CHOCOLATE BAR RECIPE TREND ANALYSIS
(2006-2020)
(2006-2020)
Here we will study chocolate bar ingredient trends, preferences by companies and its rating. We will mostly use Numpy, Pandas to compute the results and, Matplotlib & Seaborn for plotting graphs. The dataset used in this project is taken from kaggle.com and contains data about 66 chocolate bar companies such as 'company', 'company_location', 'country_of_bean_origin', 'review_date', chocolate 'rating', 'cocoa_percent', common ingredients and tastes information.
According to Flavors of Cacao Rating Scale:
4.0 - 5.0 = Outstanding
3.5 - 3.9 = Highly Recommended
3.0 - 3.49 = Recommended
2.0 - 2.9 = Disappointing
1.0 - 1.9 = Unpleasant
Table of contents
-
Downloading the Dataset
- Python’s OS module
- Pandas "read_csv” method
-
Data Preparation and Cleaning
- .columns,.sample(), .shape, .sum()
- .unique(), .apply(), lambda
- .value_counts(), .info(), .describe()
-
Exploratory Analysis and Visualization
- Company And Ingredients
- Tastes
- Percentage of Cocoa and Variation Over Years
- Rating and Cocoa Percent
- Correlation between different columns
-
Questions and Answers
- How presence of cocoa butter and lecithin effect rating in latest three years (2018-2020)?
- How much cocoa is actually preferred by top companies?
- From which countries, top companies import cocoa beans?
- What must have been the recipe of top rated chocolate in the year 2019?
- What tastes are in top rated chocolates during 2016-2020?
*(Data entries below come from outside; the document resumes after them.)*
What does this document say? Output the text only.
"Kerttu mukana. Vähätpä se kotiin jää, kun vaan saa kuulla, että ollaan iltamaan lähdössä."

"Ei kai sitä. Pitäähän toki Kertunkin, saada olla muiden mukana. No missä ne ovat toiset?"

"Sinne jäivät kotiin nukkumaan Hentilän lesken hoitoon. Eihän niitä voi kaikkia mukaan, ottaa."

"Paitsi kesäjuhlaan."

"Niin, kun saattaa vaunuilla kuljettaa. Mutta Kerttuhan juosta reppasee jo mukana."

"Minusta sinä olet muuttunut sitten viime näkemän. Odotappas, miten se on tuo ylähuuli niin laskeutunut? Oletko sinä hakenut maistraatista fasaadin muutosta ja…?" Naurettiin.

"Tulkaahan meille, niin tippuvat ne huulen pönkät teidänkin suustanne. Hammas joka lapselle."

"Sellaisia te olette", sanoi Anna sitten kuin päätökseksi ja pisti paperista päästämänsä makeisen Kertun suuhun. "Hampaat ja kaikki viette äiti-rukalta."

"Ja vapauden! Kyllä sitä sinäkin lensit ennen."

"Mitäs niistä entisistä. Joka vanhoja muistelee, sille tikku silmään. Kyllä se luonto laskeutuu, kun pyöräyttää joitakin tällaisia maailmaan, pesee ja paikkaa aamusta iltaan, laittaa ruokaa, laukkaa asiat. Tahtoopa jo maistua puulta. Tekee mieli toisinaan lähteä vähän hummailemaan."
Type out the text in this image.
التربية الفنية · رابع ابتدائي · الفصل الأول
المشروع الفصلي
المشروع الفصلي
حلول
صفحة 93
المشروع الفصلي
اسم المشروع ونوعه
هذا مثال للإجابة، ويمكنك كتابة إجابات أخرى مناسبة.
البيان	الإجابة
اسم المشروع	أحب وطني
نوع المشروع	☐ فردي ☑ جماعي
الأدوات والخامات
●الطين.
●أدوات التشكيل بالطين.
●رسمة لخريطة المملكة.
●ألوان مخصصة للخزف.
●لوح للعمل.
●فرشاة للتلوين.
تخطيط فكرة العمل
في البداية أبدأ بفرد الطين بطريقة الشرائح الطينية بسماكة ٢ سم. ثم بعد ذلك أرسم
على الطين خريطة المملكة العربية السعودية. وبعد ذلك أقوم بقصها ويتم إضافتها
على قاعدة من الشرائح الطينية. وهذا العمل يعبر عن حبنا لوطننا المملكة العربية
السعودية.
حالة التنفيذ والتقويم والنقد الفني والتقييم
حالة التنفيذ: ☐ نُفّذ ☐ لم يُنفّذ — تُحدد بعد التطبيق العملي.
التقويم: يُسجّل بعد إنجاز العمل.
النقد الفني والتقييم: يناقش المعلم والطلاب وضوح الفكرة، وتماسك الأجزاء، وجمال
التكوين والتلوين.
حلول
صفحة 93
- What are the major regions of chocolate, companies of which, generally makes it to Top 50?
-
Inferences and Conclusion
-
References and Future Work
Downloading the Dataset
- Let's download our dataset from kaggle.com in our local computer folder for analysis or download the same using the
opendatasets
Python library - This data is in CSV format.
- This same original dataset will be later uploaded at Jovial files section along with this project, using command:
jovian.commit(project=project_name, files=['chocolate-bar-2020/chocolate.csv'])
- If downloaded in a local computer, we create a local Conda environment and install the required libraries by running the commands at terminal, for example:
conda create -n zerotopandas -y python=3.8
conda activate zerotopandas
pip install jovian jupyter numpy pandas matplotlib seaborn --upgrade
We can now start the Jupyter notebook using command:
jupyter notebook
!pip install opendatasets --upgrade --quiet
dataset_url = 'https://www.kaggle.com/soroushghaderi/chocolate-bar-2020'